Talaniekov received intel from his dying mentor about a select group of assassins who belong to the Matarese, whose main focus is basically to control governments. Since both the USSR and the USA would not personally acknowledge the actual existence of the group, given that both governments used assassins from the Matarese in previous decades, not to mention that some government posts are occupied by assassins themselves, Talaniekov must uncover the people behind the group and the only way to do that is to forget personal vendetta and hope that the other best spy in the world, Scofield, would be willing to help him. Well, willingness is out of the question since both of them have been targeted by the Matarese and recently been sacked from their respective posts. Scofield should have no choice but to help him. Unless the man also known as Beowulf Agate decides to kill the Serpent first.
Basically that's just the first part of this entire chunkster of a book.

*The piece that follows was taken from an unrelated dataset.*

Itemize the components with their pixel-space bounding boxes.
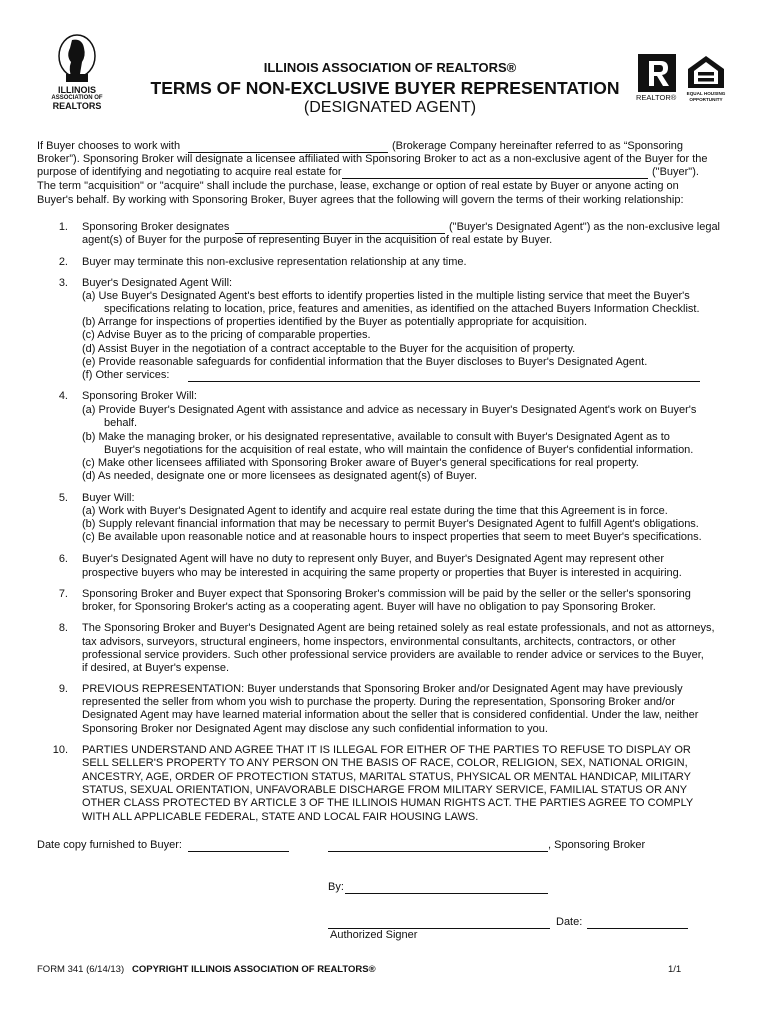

I loved this book because there's a balance between the action scenes and the relationship between the two spies. Two spies who hate each other and yet forgetting that for a moment because the directive is more important. Heck, it wasn't even a formal mission from both governments since the two spies could not trust those in the higher ups when they finally decided to look for the Matarese. They just both love their country and would not wish for a madman such as the leader of the Matarese to overtake either governments! Thing is, the Matarese is heavily entrenched in the governing halls of the two countries.
I loved the spy bits too, particularly when Scofield uncovers the last person from the circle of Matarese successors. The real icing on the cake! And you were there with him, discovering the same thing he does along the way. Ah, the masterful tricks of a thriller writer is indeed worthy of envy!
Of course a part of you worries for both their safety as well as the girl. Yes, there has to be a love interest somewhere. In all Ludlum books I've read, there's always a love interest. Hahaha!
Ah, what I didn't anticipate rereading this is the sadness again at the end. Not just for the fact that the story is over but for the entire dynamic between the two lead characters. Awww, those two fools! In a different world they would've been friends. In a different world they would've liked each other. It makes you see the Cold War in that perspective: two countries basically one-upping the other,
per se. Of course I know the Cold War is not just that. I was a kid during the Cold War. My earliest memories of Russia is watching Brezhnev's funeral on tv, soldiers marching in tune to the funeral hymn. I knew what it felt like listening to Sting singing Russians. Because back then it was all too real. My earliest memories of USA is Sesame Street on tv. Ah well.
Yeah I'm a spy junkie back then. I can still be a spy junkie now. And yes, hopefully I can read all John Le Carre's earlier Smiley books. I only read one, I think.